Apple has already released the fix in their latest iOS version. (Not official)
Microsoft has also released their fix patch and those users who have the updated version of windows are completely secure.
Many router companies have started releasing their fix patches as well. Like T-P Link.
You all should contact your wireless network provider to provide you a fix patch.
Here's a short guide I found today on How to Protect Yourself From KRACK WiFi Vulnerability (https://www.purevpn.com/blog/how-to-overcome-krack-wifi-vulnerability/) which may help you.
If anyone finds some useful stuff about this, please do share.
Austin.

mrplow
10-20-2017, 10:00 AM
Thanks for the post, the issue is certainly worth highlighting to people.

Here's a few additions:
Most IoT devices don't have a cellular option being primarily designed for home Wi-Fi environments.

You're correct that Apple has released a fix into it's beta stream for iOS, MacOS and TVOS. No formal word from Google re:Android.
Microsoft incorporated a fix into it's 10/10 security patching for Windows

Risk:
While vulnerabilities in WPA2 are a big concern, as with all things you need to look at the risk rather than just the vulnerability.
Until all your home Wi-Fi devices are updated or patched any interaction using WPA2 is vulnerable. However, you'd need someone in range of your network, suitably equipped for the attack and with malicious intent. As such, the actual risk of your home network being targeted and exploited is fairly low. WPA2 should still be used and is still the strongest, home use, protocol available to most.

The larger risk is public networks, think coffee shops, shopping centres (malls) etc. At these points, a man in the middle attack becomes more worthwhile for the would-be perpetrator in that they can easily reach multiple targets. Especially if you start to look at public wifi near government buildings, legal institutions etc. As far as public wi-fi goes I'd suggest avoiding use of these, well, always to be honest. They've always been fairly vulnerable to compromise.
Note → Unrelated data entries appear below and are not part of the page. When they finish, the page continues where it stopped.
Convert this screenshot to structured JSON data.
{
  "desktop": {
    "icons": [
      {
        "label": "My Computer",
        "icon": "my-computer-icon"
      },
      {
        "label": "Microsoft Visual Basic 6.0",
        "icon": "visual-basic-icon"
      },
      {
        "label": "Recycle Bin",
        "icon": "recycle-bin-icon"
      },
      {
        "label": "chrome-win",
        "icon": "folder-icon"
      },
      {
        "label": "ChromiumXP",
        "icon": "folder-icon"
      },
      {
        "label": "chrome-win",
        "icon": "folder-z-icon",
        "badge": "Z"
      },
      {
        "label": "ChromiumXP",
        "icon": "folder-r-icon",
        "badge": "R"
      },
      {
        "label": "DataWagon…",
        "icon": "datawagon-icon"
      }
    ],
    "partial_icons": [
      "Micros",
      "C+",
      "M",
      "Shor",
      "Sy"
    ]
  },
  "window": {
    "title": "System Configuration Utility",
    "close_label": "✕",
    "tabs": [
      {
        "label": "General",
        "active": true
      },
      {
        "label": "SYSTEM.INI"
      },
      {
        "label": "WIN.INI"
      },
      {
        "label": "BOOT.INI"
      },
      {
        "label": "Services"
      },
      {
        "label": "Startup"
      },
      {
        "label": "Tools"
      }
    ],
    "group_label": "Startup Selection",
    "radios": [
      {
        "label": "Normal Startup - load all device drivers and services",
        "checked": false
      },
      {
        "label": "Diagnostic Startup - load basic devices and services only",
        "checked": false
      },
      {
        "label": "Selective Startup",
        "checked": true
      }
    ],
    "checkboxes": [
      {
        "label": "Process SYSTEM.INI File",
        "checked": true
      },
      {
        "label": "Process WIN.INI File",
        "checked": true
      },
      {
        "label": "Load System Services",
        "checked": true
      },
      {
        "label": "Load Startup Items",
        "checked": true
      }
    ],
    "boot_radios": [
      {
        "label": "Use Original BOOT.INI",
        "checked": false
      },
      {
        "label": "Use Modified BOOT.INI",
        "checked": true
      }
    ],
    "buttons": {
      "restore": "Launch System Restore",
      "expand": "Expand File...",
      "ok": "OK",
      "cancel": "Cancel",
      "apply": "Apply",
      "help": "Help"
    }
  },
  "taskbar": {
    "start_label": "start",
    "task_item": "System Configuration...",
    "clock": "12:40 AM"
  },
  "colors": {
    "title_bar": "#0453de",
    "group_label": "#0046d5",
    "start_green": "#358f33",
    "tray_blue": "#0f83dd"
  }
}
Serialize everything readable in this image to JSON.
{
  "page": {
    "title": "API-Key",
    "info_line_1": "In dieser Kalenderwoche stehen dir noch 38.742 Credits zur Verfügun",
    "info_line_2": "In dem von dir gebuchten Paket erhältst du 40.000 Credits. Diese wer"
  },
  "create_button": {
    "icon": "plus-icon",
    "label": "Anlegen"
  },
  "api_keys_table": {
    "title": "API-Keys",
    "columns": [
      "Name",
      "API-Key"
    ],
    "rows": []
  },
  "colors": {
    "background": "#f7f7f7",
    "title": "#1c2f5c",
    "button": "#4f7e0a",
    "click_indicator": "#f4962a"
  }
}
The Register (https://www.theregister.co.uk/2017/10/16/wpa2_krack_attack_security_wifi_wireless/)has some solid, clickbait-free info and links onto other helpful stuff regarding router updates etc.

VPN's aren't a silver bullet solution but they provide a level of protection and they're something I'd recommend when you have to use public wi-fi, regardless of this new threat.
You also need to look out for HTTPS secured websites. One of the most obvious attacks once wifi connectivity is compromised is to prevent https traffic. Without this you're potentially sending login credentials etc in plain, easily captured and read format

harryb2448
10-20-2017, 05:19 PM
Good response mrplow.

If one MUST use public wifdi make sure the firewall is turned on at least!

hughvane
10-20-2017, 10:53 PM
Interesting reading, but nowhere did I see mention of the use of ethernet cables, or hard-wiring into pubic routers - if feasible. Are we discussing the use of laptops, or smartphones?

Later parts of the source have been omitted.